O pesquisador citou exemplos concretos dessa tendência. Durante o governo Bolsonaro, mesmo com indicadores econômicos negativos, uma parcela significativa do eleitorado manteve seu apoio. Similarmente, no governo Lula atual, melhorias em indicadores como emprego e inflação não se traduziram automaticamente em ganhos de popularidade.
“O que vemos é que cada grupo interpreta os dados econômicos através de suas lentes ideológicas”, explicou Nunes. “Os apoiadores tendem a valorizar os aspectos positivos e minimizar os negativos, enquanto os opositores fazem o contrário.”
Essa dinâmica cria um desafio adicional para os governos, que não podem mais contar apenas com bons resultados econômicos para garantir apoio eleitoral. É necessário também trabalhar a narrativa política e manter a mobilização da base de apoio.
Perspectivas para 2026 e os desafios da polarização
Olhando para a eleição de 2026, Felipe Nunes vê um cenário de continuidade da atual polarização, com algumas nuances importantes. “A estrutura básica da disputa será a mesma, mas podem surgir novos atores que consigam dialogar com os 10% indecisos”, previu.
O pesquisador identificou alguns fatores que podem influenciar essa pequena parcela decisiva do eleitorado. Entre eles estão questões como segurança pública, corrupção, meio ambiente e, em menor grau, economia. “Esses temas podem ser decisivos para quem ainda não escolheu seu lado”, analisou.
Nunes também alertou para os riscos da polarização extrema. “Um país onde 90% dos eleitores já têm sua decisão tomada antes da campanha começar é um país com pouco espaço para o debate democrático”, observou. Ele defendeu a necessidade de iniciativas que promovam o diálogo entre os diferentes grupos políticos.
Para os partidos e candidatos, o cenário apresenta desafios específicos. “Não adianta mais tentar conquistar o eleitor do outro lado. O foco tem que ser mobilizar a própria base e conquistar os indecisos”, recomendou Nunes. Isso significa campanhas mais segmentadas e estratégias diferenciadas para cada grupo de eleitores.

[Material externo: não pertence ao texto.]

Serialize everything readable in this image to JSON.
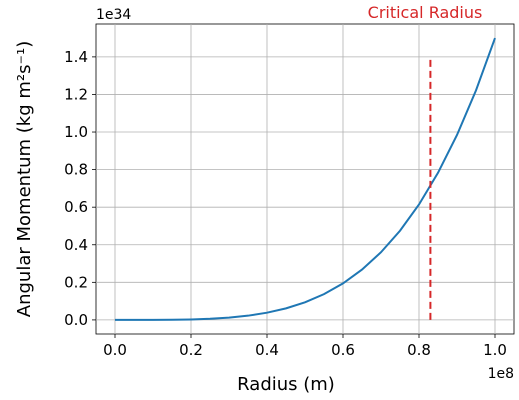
{
  "chart_data": {
    "type": "line",
    "xlabel": "Radius (m)",
    "ylabel": "Angular Momentum (kg m²s⁻¹)",
    "x_offset_label": "1e8",
    "y_offset_label": "1e34",
    "x": [
      0,
      0.05,
      0.1,
      0.15,
      0.2,
      0.25,
      0.3,
      0.35,
      0.4,
      0.45,
      0.5,
      0.55,
      0.6,
      0.65,
      0.7,
      0.75,
      0.8,
      0.85,
      0.9,
      0.95,
      1.0
    ],
    "series": [
      {
        "name": "Angular Momentum",
        "color": "#1f77b4",
        "values": [
          0,
          1e-05,
          0.00015,
          0.00076,
          0.0024,
          0.0059,
          0.0122,
          0.0225,
          0.0384,
          0.0615,
          0.0938,
          0.1373,
          0.1944,
          0.2678,
          0.3602,
          0.4746,
          0.6144,
          0.783,
          0.9842,
          1.2218,
          1.5
        ]
      }
    ],
    "vline": {
      "label": "Critical Radius",
      "x": 0.83,
      "y": [
        0,
        1.4
      ],
      "color": "#d62728"
    },
    "xlim": [
      -0.05,
      1.05
    ],
    "ylim": [
      -0.075,
      1.575
    ],
    "xticks": [
      {
        "value": 0,
        "label": "0.0"
      },
      0.2,
      0.4,
      0.6,
      0.8,
      {
        "value": 1,
        "label": "1.0"
      }
    ],
    "yticks": [
      {
        "value": 0,
        "label": "0.0"
      },
      0.2,
      0.4,
      0.6,
      0.8,
      {
        "value": 1,
        "label": "1.0"
      },
      1.2,
      1.4
    ],
    "grid": true
  }
}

O pesquisador concluiu sua análise destacando que, apesar dos desafios, a democracia brasileira mostrou resistência. “Tivemos uma eleição muito disputada em 2022, com resultado aceito por todos os lados. Isso mostra que, mesmo polarizado, o sistema democrático funciona”, afirmou, demonstrando otimismo cauteloso em relação ao futuro político do país.